Usta şairin hayatını 15 yaşından vefatına kadar işleyen eserde her bölümünün sonunda, yaşanan döneme ve mütefekkir-şairin hayatına tanıklık eden önemli bir isim konuşturuluyor.

Emre, Ersoy’un muhkem inancına, Kur’an-ı Kerim ve sünnet bilgisine, şehirleri peş peşe ışıklandırıp ayaklandıran vaazlarına, savaş yıllarındaki kesintisiz cehdine, etrafındakilere şahsiyet kazandıran karakterine, yeni rejimin takibatı nedeniyle çektiği eziyetlere de atıflarda bulunduğu romanda, şairin az bilinen yönlerine de ışık tutuyor.

Romanda, “Balkan faciası” ve “31 Mart Vakası”ndan “İstanbul’un işgali”ne, Ali Şükrü Bey cinayeti ve istiklal mahkemelerinden “İrtica 906” dosyasına kadar pek çok önemli gelişme yer alıyor.
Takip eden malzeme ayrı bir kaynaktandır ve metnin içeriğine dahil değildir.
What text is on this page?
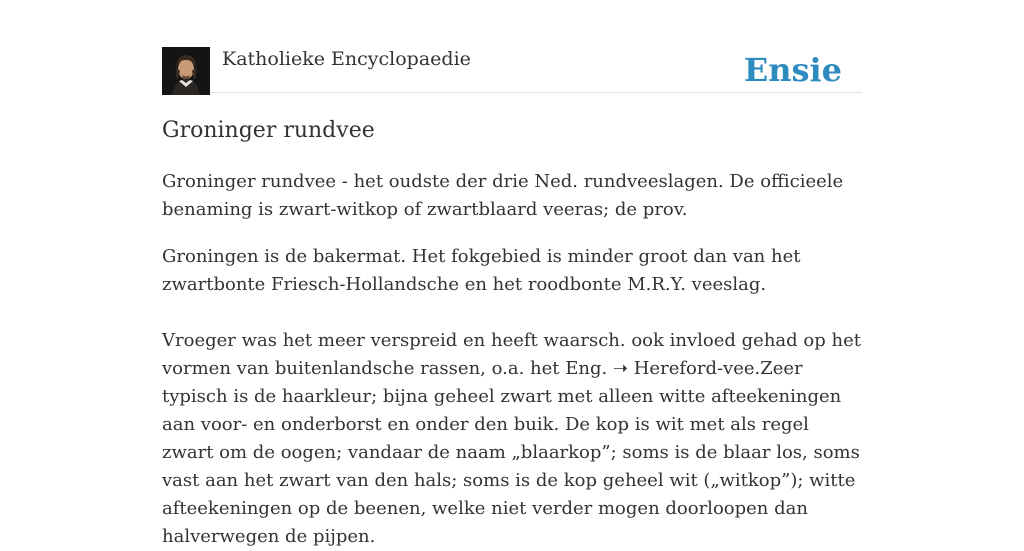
Katholieke Encyclopaedie	Ensie
Groninger rundvee

Groninger rundvee - het oudste der drie Ned. rundveeslagen. De officieele benaming is zwart-witkop of zwartblaard veeras; de prov.

Groningen is de bakermat. Het fokgebied is minder groot dan van het zwartbonte Friesch-Hollandsche en het roodbonte M.R.Y. veeslag.

Vroeger was het meer verspreid en heeft waarsch. ook invloed gehad op het vormen van buitenlandsche rassen, o.a. het Eng. ➝ Hereford-vee.Zeer typisch is de haarkleur; bijna geheel zwart met alleen witte afteekeningen aan voor- en onderborst en onder den buik. De kop is wit met als regel zwart om de oogen; vandaar de naam „blaarkop”; soms is de blaar los, soms vast aan het zwart van den hals; soms is de kop geheel wit („witkop”); witte afteekeningen op de beenen, welke niet verder mogen doorloopen dan halverwegen de pijpen.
Eşref Edib, Babanzade Ahmed Naim, Sultan Abdülhamid, Talat Paşa, Mithat Cemal, Abbas Halim Paşa, Cemaleddin Efgani, Tevfik Fikret, Mustafa Kemal Paşa, Topal Osman, Prenses Emine Hanım, Muhammed İkbal, Ömer Muhtar, Emin Ersoy, Abdülvehhab Azzam, Kuşçubaşı Eşref, Yozgatlı İhsan Efendi, Neyzen Tevfik ve Celaleddin Ökten gibi isimlerin de söz aldığı eser, Ali Emre’nin, Mehmed Akif’le ilgili bir şiiriyle sona eriyor.